Diese bedrohliche Perspektive entspricht dem eigentlichen Ziel der NATO-Gründung im Jahr 1949, das ihr erster Generalsekretär, Lord H. l. Ismay, zu Beginn seiner Karriere offen bekannt hat: „Die Russen draußen, die Amerikaner drinnen und die Deutschen unten zu halten.“ Inzwischen haben sich zahlreiche Beweise angesammelt, dass selbst diese Aussage nicht die volle Wahrheit widerspiegelt. Das angebliche Ziel, „die Amerikaner drinnen zu halten“, wurde keineswegs ernsthaft verfolgt. Die überwiegend friedliebenden amerikanischen Bürger wurden nie gefragt, bevor „ihre“ Streitkräfte in die Schlacht beordert wurden.

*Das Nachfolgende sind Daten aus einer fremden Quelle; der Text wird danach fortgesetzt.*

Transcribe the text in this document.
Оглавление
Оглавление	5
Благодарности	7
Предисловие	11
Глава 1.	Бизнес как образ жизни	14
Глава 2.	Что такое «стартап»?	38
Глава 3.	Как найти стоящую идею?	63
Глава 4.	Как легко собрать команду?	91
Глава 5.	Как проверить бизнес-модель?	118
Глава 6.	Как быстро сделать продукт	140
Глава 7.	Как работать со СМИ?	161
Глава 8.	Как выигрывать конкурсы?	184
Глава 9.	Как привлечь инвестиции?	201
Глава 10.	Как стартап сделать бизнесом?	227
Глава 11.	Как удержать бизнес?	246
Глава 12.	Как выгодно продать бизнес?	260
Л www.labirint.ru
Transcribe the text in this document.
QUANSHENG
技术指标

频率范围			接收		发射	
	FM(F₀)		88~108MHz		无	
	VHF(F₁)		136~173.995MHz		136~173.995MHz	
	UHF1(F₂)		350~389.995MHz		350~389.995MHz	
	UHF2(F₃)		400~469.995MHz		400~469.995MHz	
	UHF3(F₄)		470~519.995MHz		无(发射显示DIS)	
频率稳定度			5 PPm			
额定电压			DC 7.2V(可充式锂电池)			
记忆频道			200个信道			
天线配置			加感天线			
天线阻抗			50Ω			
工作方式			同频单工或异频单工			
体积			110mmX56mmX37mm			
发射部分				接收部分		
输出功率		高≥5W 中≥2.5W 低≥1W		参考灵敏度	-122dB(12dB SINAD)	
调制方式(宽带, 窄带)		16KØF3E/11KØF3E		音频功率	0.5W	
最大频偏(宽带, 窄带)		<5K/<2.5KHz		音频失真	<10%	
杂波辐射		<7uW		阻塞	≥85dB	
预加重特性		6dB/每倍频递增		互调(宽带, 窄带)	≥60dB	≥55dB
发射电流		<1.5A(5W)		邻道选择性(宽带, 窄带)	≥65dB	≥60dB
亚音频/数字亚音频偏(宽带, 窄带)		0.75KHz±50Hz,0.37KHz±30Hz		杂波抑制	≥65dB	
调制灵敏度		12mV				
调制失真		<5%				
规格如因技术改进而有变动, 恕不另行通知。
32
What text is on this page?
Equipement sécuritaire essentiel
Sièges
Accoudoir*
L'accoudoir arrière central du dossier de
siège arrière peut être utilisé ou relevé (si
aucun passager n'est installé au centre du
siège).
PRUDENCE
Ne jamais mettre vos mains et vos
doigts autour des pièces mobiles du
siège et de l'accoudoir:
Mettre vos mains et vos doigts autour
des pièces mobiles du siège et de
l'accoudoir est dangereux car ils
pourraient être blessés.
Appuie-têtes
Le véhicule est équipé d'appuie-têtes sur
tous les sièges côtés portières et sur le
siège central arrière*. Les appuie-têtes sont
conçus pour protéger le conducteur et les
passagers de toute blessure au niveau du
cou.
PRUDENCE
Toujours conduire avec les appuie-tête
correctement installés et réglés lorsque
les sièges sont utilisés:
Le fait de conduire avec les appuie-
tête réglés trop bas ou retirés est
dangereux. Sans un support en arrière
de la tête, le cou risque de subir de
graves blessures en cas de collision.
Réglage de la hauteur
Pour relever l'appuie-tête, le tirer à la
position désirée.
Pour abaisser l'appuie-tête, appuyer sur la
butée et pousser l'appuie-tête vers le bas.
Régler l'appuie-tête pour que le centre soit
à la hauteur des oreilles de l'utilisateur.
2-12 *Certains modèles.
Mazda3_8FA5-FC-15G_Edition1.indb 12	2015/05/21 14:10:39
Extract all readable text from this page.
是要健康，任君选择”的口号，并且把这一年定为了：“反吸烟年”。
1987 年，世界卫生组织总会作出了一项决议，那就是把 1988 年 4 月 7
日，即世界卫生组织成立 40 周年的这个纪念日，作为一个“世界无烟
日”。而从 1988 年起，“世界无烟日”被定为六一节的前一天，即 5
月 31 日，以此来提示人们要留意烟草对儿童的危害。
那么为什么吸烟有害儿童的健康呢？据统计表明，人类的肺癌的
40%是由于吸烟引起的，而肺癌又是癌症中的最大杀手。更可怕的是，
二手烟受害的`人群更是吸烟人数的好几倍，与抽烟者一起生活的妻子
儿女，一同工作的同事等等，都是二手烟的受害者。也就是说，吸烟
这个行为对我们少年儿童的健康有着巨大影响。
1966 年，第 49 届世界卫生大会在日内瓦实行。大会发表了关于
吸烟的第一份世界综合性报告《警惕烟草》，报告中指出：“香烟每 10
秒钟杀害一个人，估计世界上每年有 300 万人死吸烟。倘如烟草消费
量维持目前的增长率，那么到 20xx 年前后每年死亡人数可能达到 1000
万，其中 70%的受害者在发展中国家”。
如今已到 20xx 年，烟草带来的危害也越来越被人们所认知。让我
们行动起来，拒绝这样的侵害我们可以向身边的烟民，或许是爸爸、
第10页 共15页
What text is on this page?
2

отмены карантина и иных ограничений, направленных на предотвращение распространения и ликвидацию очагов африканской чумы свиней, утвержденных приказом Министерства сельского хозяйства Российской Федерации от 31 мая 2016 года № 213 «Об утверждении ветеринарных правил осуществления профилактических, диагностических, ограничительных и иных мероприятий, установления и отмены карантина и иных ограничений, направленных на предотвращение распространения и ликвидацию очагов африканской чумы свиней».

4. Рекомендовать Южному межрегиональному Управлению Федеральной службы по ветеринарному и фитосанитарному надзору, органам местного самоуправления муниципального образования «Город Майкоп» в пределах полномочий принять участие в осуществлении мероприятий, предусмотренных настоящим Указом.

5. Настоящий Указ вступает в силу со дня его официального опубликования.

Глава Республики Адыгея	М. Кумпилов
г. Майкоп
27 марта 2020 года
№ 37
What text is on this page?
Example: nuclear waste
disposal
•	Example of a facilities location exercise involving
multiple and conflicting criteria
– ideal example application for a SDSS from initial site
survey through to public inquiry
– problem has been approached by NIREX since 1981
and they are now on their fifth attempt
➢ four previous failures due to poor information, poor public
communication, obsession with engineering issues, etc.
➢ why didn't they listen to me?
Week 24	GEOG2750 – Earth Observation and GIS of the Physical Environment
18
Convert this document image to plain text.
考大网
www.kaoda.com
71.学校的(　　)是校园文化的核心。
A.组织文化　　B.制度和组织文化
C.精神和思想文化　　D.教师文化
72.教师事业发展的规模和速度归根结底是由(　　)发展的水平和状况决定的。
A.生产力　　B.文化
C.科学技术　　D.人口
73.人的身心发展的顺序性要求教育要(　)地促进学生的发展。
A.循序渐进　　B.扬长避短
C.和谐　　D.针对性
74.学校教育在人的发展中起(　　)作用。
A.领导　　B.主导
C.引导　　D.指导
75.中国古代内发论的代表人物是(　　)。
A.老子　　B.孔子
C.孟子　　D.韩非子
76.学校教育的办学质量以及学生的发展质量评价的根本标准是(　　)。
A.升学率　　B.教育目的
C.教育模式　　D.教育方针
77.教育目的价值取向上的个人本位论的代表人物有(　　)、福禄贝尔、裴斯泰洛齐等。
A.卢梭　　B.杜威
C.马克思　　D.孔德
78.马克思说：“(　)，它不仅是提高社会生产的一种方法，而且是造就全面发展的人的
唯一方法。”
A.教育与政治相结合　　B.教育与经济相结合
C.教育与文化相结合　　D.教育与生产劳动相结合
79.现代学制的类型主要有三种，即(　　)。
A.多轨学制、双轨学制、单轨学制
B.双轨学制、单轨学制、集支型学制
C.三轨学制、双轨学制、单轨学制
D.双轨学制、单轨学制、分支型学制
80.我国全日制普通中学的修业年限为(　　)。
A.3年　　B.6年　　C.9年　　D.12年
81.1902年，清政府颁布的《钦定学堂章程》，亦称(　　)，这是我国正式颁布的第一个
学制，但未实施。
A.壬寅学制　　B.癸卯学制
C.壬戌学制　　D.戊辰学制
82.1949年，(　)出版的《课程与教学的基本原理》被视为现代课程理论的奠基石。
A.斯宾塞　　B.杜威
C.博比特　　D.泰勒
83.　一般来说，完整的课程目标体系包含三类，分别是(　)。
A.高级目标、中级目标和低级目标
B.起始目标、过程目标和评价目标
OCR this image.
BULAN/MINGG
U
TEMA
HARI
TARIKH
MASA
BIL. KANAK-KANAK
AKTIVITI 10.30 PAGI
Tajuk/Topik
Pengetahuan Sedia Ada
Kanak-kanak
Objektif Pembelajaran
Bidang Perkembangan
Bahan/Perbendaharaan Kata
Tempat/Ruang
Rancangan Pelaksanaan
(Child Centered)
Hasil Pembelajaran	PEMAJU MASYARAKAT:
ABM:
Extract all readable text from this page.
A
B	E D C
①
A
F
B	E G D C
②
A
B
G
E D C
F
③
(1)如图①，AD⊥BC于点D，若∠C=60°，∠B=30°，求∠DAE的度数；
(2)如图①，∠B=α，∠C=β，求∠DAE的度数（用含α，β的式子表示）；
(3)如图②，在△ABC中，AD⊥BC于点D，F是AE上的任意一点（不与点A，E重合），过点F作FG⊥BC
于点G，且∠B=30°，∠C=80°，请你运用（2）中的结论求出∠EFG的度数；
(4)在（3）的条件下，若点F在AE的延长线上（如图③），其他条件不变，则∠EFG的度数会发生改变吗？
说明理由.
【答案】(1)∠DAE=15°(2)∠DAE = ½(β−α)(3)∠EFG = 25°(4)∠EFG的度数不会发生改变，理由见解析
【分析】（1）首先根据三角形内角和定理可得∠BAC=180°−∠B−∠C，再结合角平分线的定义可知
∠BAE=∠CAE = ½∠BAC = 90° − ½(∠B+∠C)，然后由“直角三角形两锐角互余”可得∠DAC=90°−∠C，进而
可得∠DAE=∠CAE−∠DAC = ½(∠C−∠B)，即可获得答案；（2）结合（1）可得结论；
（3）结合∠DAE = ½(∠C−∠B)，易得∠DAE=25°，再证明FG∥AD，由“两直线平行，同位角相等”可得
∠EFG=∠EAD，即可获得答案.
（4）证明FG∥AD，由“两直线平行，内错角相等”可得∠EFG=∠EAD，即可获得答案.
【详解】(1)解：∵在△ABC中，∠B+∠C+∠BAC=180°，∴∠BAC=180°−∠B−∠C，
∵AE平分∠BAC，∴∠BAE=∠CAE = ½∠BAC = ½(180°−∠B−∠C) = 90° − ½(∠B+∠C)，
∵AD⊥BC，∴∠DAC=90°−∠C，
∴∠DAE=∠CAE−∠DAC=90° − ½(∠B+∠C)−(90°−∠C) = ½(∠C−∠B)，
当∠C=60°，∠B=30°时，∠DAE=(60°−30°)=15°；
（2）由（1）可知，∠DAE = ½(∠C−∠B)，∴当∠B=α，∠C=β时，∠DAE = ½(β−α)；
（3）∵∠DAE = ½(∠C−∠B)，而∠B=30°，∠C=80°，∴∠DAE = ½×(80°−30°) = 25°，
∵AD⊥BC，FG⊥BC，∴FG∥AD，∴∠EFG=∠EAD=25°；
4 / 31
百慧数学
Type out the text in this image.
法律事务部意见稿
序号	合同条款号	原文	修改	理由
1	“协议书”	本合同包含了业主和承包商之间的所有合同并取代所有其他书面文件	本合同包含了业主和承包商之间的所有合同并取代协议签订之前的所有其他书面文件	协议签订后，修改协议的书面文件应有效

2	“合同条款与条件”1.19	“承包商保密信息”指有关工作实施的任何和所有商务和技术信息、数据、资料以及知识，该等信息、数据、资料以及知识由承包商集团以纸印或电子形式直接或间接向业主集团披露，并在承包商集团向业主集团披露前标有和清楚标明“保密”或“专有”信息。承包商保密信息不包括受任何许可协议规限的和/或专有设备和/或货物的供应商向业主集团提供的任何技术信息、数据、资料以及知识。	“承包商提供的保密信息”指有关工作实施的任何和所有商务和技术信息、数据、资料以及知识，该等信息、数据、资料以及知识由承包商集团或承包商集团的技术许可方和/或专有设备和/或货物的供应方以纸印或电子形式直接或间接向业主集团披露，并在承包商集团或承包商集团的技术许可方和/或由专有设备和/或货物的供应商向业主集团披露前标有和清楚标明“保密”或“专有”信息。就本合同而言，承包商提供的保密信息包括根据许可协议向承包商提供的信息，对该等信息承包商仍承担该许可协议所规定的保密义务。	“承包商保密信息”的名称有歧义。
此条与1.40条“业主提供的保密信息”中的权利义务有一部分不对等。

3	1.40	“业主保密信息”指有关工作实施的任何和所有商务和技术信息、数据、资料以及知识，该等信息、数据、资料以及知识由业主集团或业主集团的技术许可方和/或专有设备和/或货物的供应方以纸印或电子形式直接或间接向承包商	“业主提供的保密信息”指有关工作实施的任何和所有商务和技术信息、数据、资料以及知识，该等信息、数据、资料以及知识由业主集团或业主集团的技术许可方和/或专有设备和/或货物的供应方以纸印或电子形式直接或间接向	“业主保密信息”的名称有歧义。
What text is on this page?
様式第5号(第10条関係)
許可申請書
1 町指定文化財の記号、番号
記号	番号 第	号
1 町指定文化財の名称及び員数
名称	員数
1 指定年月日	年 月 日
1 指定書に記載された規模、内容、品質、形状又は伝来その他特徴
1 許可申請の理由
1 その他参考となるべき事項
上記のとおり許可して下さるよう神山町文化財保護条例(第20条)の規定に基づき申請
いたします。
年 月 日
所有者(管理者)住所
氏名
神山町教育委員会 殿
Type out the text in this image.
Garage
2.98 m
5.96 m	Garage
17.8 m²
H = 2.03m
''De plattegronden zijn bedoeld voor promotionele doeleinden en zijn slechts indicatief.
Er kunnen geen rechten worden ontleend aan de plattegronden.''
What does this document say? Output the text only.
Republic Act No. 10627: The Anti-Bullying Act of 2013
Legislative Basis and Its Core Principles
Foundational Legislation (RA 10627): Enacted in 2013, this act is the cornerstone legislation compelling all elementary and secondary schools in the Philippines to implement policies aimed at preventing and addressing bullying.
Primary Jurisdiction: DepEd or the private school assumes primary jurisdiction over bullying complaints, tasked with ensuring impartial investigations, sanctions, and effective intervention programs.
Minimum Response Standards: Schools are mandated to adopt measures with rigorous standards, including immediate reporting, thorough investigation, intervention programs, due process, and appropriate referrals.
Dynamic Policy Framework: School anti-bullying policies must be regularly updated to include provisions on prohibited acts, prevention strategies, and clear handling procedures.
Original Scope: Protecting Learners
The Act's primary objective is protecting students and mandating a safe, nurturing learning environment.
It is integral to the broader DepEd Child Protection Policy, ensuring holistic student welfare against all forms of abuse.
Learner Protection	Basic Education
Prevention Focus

Dies konnte man im Ersten Weltkrieg beobachten, als Präsident Woodrow Wilson, nachdem er 1916 seine Wiederwahl mit dem Slogan „Er hat uns aus dem Krieg herausgehalten“ gewonnen hatte, die USA nur fünf Monate später zu einem entscheidenden Kriegsteilnehmer machte.
Aber die wachsende Kluft zwischen den tatsächlichen Interessen der amerikanischen Nation und den Aktionen ihres angeblichen Sicherheitsapparats hat einen breiteren und tieferen Kontext, einen Kontext von Prinzipien und sogar von Gut gegen Böse. Diese Nation wurde nach ihrer Unabhängigkeit zum Vorbild für die ganze Welt. Besonders in Europa haben sich immer mehr Länder von der Herrschaft der Aristokraten befreit und die Demokratie eingeführt.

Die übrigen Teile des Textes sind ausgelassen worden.